I decided to talk with Darin’s family openly about this, and they agreed that much of what we said and did at the funeral should be offered specifically to students. So I spoke about pain and where to go with pain. I referred to cutting and other self-damaging behaviors. I used the example of an engine under friction, that without lubrication “seizes up,” and that somehow Darin seized up under the friction of life. Then I tried to point to specific ways faith in Christ enables us to deal with the pain, the friction, of our souls.
MySpace, OurHope
During the three weeks following the funeral, our church sponsored three community gatherings, which we advertised in the newspaper and on our website. The first meeting was for everyone, including parents and students. We invited professional counselors from our area to come and speak, and offered a time for open discussion. (At this meeting, it was very important to create a “boundary” around Darin’s family, so that our discussion didn’t delve too much into the private matters of home and family.)

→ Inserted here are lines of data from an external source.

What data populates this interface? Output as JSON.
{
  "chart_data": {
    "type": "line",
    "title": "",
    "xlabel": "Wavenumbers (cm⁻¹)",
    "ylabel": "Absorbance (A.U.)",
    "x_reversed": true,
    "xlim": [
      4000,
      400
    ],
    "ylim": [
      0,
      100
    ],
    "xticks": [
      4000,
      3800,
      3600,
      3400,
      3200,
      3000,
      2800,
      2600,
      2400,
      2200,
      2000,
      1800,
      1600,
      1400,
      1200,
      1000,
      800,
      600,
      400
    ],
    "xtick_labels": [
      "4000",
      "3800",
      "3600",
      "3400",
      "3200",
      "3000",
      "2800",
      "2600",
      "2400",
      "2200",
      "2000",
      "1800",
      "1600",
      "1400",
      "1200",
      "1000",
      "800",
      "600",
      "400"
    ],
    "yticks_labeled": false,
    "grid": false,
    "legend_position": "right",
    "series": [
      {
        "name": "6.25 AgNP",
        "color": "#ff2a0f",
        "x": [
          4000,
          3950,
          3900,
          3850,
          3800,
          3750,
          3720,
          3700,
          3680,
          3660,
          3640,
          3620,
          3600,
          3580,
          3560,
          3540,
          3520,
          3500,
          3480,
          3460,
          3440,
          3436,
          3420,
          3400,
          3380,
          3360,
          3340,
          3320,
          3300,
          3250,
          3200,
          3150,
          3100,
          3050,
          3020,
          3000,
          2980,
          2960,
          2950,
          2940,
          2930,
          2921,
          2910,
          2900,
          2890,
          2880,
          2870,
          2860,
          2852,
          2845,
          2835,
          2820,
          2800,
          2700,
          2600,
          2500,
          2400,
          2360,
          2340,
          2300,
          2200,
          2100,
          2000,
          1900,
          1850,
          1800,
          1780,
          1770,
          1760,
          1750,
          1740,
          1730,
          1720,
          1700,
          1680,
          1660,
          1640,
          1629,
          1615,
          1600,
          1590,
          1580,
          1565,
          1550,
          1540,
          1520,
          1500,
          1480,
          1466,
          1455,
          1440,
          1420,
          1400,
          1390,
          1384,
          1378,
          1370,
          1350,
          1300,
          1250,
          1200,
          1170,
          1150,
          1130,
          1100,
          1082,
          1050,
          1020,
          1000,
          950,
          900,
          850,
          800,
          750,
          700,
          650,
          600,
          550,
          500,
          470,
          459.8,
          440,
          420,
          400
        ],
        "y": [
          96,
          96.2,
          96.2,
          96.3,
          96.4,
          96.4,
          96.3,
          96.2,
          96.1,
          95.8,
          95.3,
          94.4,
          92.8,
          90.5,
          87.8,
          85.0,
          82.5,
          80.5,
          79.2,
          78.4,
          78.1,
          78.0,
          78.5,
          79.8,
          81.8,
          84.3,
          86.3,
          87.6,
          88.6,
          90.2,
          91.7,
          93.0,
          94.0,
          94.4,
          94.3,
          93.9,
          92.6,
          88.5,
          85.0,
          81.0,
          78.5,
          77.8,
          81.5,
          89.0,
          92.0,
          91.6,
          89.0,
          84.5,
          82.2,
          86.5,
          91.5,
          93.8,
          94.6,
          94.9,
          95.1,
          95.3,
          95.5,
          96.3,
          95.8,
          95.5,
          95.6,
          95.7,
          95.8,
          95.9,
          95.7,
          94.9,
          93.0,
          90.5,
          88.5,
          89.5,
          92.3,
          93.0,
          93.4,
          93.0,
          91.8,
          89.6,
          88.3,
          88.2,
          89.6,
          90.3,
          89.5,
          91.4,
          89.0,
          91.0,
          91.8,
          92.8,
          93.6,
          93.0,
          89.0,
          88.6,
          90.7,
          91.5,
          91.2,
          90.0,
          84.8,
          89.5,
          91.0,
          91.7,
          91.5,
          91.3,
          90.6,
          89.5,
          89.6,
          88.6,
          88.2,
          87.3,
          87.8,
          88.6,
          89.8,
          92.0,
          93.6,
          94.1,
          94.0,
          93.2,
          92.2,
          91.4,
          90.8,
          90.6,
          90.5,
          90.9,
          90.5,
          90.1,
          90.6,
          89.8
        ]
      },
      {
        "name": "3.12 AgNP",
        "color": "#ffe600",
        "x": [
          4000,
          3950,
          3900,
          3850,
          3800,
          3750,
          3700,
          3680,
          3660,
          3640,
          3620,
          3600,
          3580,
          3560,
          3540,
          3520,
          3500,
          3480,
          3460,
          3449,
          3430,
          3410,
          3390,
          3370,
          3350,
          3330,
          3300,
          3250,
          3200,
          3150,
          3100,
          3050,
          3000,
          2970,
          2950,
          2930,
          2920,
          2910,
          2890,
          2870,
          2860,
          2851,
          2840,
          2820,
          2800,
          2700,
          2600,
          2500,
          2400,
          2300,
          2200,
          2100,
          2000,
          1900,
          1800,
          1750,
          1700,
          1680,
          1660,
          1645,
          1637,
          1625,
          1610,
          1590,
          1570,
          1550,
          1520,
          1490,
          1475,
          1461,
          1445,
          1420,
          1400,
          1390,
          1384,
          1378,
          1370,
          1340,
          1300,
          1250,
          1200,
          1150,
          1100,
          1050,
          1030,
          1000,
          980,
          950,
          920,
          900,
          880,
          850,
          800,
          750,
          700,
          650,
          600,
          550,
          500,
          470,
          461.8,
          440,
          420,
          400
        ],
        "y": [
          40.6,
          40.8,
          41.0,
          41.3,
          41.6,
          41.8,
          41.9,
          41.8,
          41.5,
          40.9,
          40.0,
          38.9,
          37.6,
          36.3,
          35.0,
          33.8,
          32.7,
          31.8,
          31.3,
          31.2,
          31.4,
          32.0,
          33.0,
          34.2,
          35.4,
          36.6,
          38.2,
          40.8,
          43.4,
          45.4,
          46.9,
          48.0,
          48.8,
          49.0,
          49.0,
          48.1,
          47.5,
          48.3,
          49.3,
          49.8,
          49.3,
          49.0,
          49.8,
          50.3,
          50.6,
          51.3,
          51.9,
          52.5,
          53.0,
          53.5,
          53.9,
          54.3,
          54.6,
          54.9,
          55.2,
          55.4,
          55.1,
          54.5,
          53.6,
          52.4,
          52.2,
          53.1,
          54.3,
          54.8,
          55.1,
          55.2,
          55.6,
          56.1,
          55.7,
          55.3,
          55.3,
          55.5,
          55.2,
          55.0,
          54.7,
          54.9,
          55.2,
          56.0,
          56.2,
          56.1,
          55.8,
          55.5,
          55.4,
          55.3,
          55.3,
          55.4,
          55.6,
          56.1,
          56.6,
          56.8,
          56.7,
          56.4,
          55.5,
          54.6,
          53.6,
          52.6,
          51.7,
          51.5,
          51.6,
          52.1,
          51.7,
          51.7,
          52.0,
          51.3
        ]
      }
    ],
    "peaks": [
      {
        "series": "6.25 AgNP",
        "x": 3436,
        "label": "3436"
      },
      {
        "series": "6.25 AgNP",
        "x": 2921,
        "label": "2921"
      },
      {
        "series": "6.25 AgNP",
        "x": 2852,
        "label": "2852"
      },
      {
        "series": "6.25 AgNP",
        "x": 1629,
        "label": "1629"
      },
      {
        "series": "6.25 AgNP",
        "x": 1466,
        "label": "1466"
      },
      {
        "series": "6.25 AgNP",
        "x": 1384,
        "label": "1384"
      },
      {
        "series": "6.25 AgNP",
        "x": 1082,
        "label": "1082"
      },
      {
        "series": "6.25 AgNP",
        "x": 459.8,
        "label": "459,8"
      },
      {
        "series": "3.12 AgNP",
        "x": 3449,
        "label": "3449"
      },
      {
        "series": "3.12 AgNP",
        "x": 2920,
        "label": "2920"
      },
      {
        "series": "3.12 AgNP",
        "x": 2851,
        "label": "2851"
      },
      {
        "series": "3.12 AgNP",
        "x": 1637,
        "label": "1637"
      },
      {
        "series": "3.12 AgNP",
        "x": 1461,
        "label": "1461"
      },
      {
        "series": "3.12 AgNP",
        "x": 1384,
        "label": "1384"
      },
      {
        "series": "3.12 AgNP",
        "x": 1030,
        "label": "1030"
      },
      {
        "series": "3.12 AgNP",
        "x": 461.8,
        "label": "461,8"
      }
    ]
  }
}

The second meeting was just for students. Again, we invited a professional counselor in, and offered a time for students to come and just talk about what was happening around us, and how they were dealing with this loss.
The third meeting was for parents only, and this was all about MySpace.com. Because technology had played such a powerful role in Darin’s suicide, parents who had never heard of MySpace were overcome with worry and curiosity. We invited a local youth pastor who knew a lot about computers, and we went live on the internet on our sanctuary screen to show actual sites, and to teach people how to work around sites like MySpace, Xanga, and others.
If I had it to do over again, I would try to cram all those follow-up meetings into the week right after Darin took his life, when people were especially open. Although attendance dropped with each successive week, the pain was still real for many of Darin’s classmates. I was surprised to learn that three weeks after Darin’s death, students were still writing to him on his MySpace site, asking him why, venting their anger at him, telling him things they never were able to in real life. Now it’s up to our church to point these young people beyond Darin’s very public despair to the One who can give them hope.
Keith Mannes is pastor of Highland Christian Reformed Church in Marion, Michigan.